PG&E pipeline safety payments could mean rate increase for customers

PG&E says gas bills could go up beginning next year to help pay for it’s pipeline safety program.

Ever since the deadly PG&E gas pipeline explosion in San Bruno eight years ago, the utility company says it’s been stepping up its safety program with renewed urgency.

The utility says that’s why it is asking state regulators to approve a proposed rate hike in their customers gas bills.

“That rate case will really help provide funding for PG&E to invest in its infrastructure and continue to supply safe and reliable gas service to its customers,” said Andrea Menniti a PG&E spokeswoman.

The gas bills for typical customers would increase by a little more than a dollar a month. That’s a two percent hike.

California Public Utilities Commission regulates the utility and held one of a series of hearings about the proposed rate hikes Wednesday.

Few people attended.

The PG&E watchdog organization, TURN (The Utility Reform Network), opposes the hike. TURN is skeptical all the money will actually go towards safety.

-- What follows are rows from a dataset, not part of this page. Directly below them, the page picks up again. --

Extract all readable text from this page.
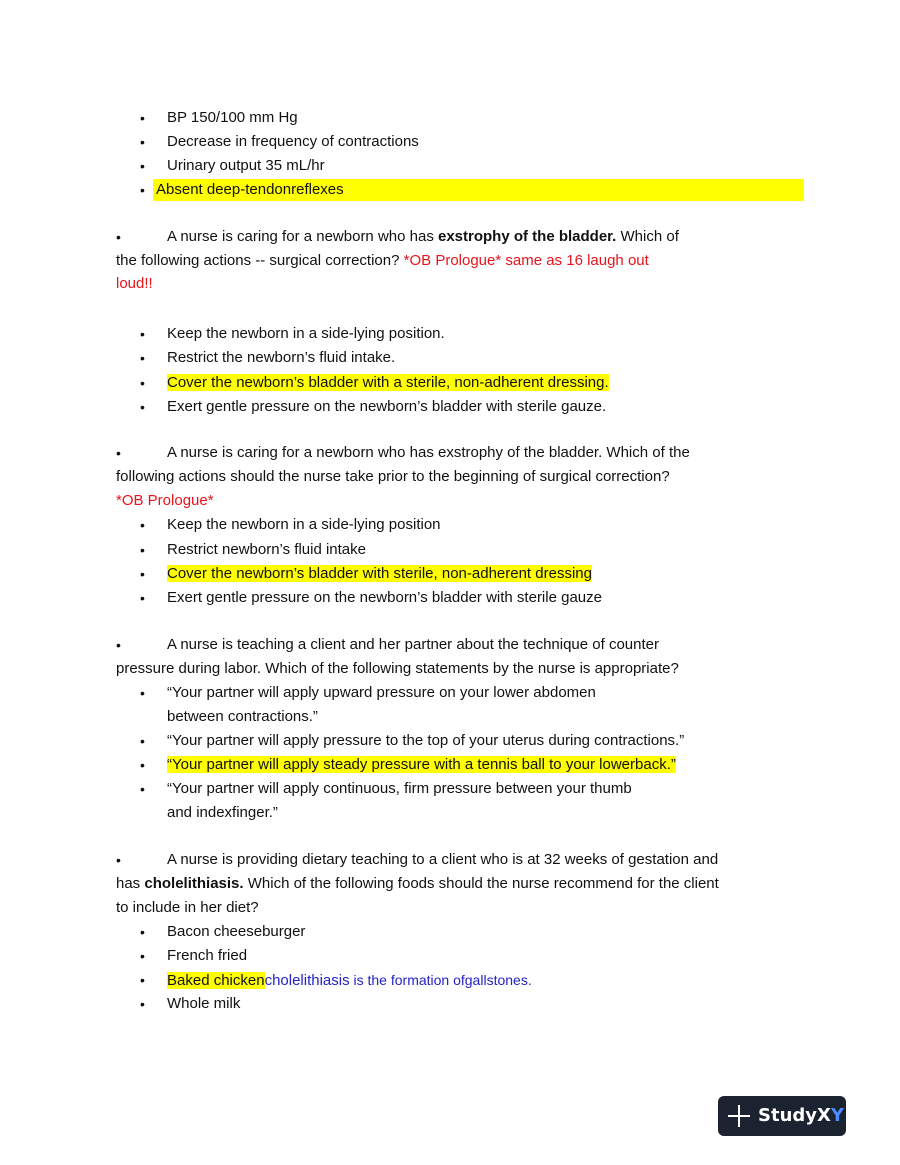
• BP 150/100 mm Hg
• Decrease in frequency of contractions
• Urinary output 35 mL/hr
• Absent deep-tendonreflexes
•	A nurse is caring for a newborn who has exstrophy of the bladder. Which of
the following actions -- surgical correction? *OB Prologue* same as 16 laugh out
loud!!
• Keep the newborn in a side-lying position.
• Restrict the newborn’s fluid intake.
• Cover the newborn’s bladder with a sterile, non-adherent dressing.
• Exert gentle pressure on the newborn’s bladder with sterile gauze.
•	A nurse is caring for a newborn who has exstrophy of the bladder. Which of the
following actions should the nurse take prior to the beginning of surgical correction?
*OB Prologue*
• Keep the newborn in a side-lying position
• Restrict newborn’s fluid intake
• Cover the newborn’s bladder with sterile, non-adherent dressing
• Exert gentle pressure on the newborn’s bladder with sterile gauze
•	A nurse is teaching a client and her partner about the technique of counter
pressure during labor. Which of the following statements by the nurse is appropriate?
• “Your partner will apply upward pressure on your lower abdomen
between contractions.”
• “Your partner will apply pressure to the top of your uterus during contractions.”
• “Your partner will apply steady pressure with a tennis ball to your lowerback.”
• “Your partner will apply continuous, firm pressure between your thumb
and indexfinger.”
•	A nurse is providing dietary teaching to a client who is at 32 weeks of gestation and
has cholelithiasis. Which of the following foods should the nurse recommend for the client
to include in her diet?
• Bacon cheeseburger
• French fried
• Baked chickencholelithiasis is the formation ofgallstones.
• Whole milk
StudyXY
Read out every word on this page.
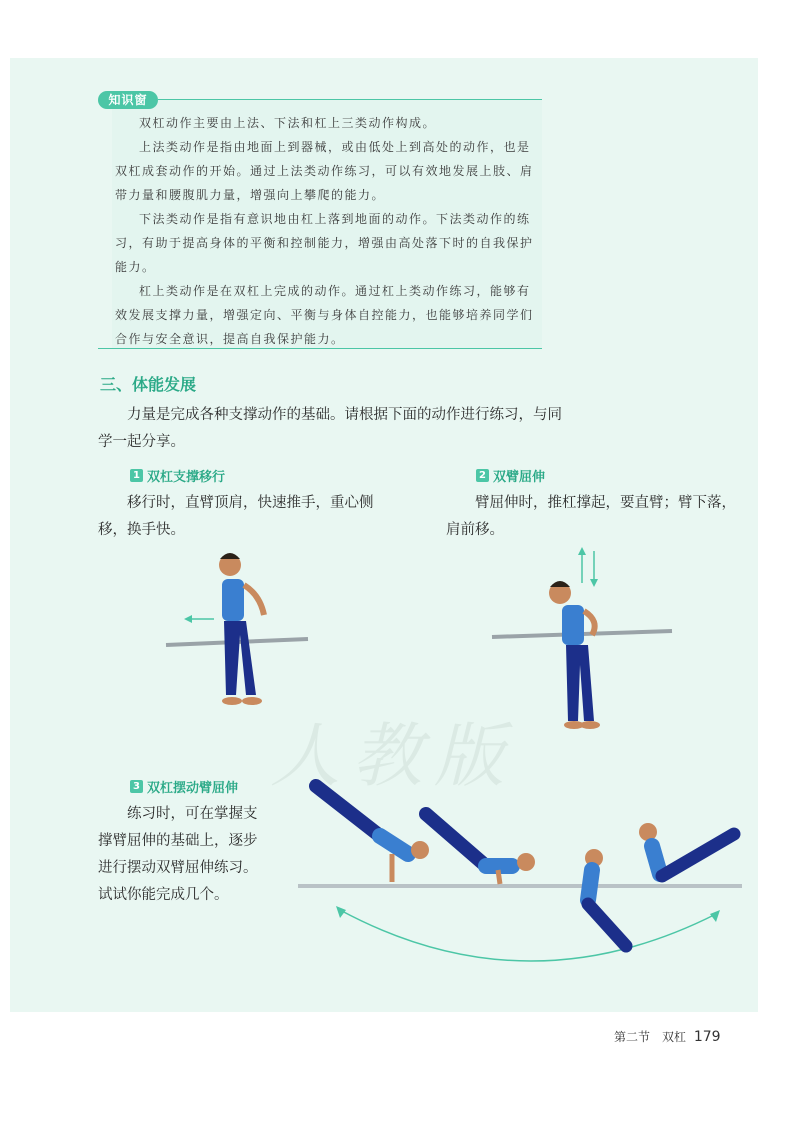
知识窗

双杠动作主要由上法、下法和杠上三类动作构成。

上法类动作是指由地面上到器械，或由低处上到高处的动作，也是双杠成套动作的开始。通过上法类动作练习，可以有效地发展上肢、肩带力量和腰腹肌力量，增强向上攀爬的能力。

下法类动作是指有意识地由杠上落到地面的动作。下法类动作的练习，有助于提高身体的平衡和控制能力，增强由高处落下时的自我保护能力。

杠上类动作是在双杠上完成的动作。通过杠上类动作练习，能够有效发展支撑力量，增强定向、平衡与身体自控能力，也能够培养同学们合作与安全意识，提高自我保护能力。

三、体能发展

力量是完成各种支撑动作的基础。请根据下面的动作进行练习，与同学一起分享。

1 双杠支撑移行

移行时，直臂顶肩，快速推手，重心侧移，换手快。

2 双臂屈伸

臂屈伸时，推杠撑起，要直臂；臂下落，肩前移。

人教版
3 双杠摆动臂屈伸

练习时，可在掌握支撑臂屈伸的基础上，逐步进行摆动双臂屈伸练习。试试你能完成几个。

第二节　双杠 179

“The rates are high and getting higher. And its on top of other rate increases. And that is what is critical to people. They have to make the choices of what can they pay for this month,” said Ana Montes with TURN.

“We have lots of tools that can help them manage their accounts during the winter and summer months,” Menniti said.

PG&E says the additional money will help pay for more automated shutoff valves, pipeline strength testing and increasing the use of advanced robotics called “PIGS” to inspect the insides of pipelines.

The news rate would be in effect for three years. The state PUC commissioners are expected to decide whether or not to approve the hikes by the end of the year.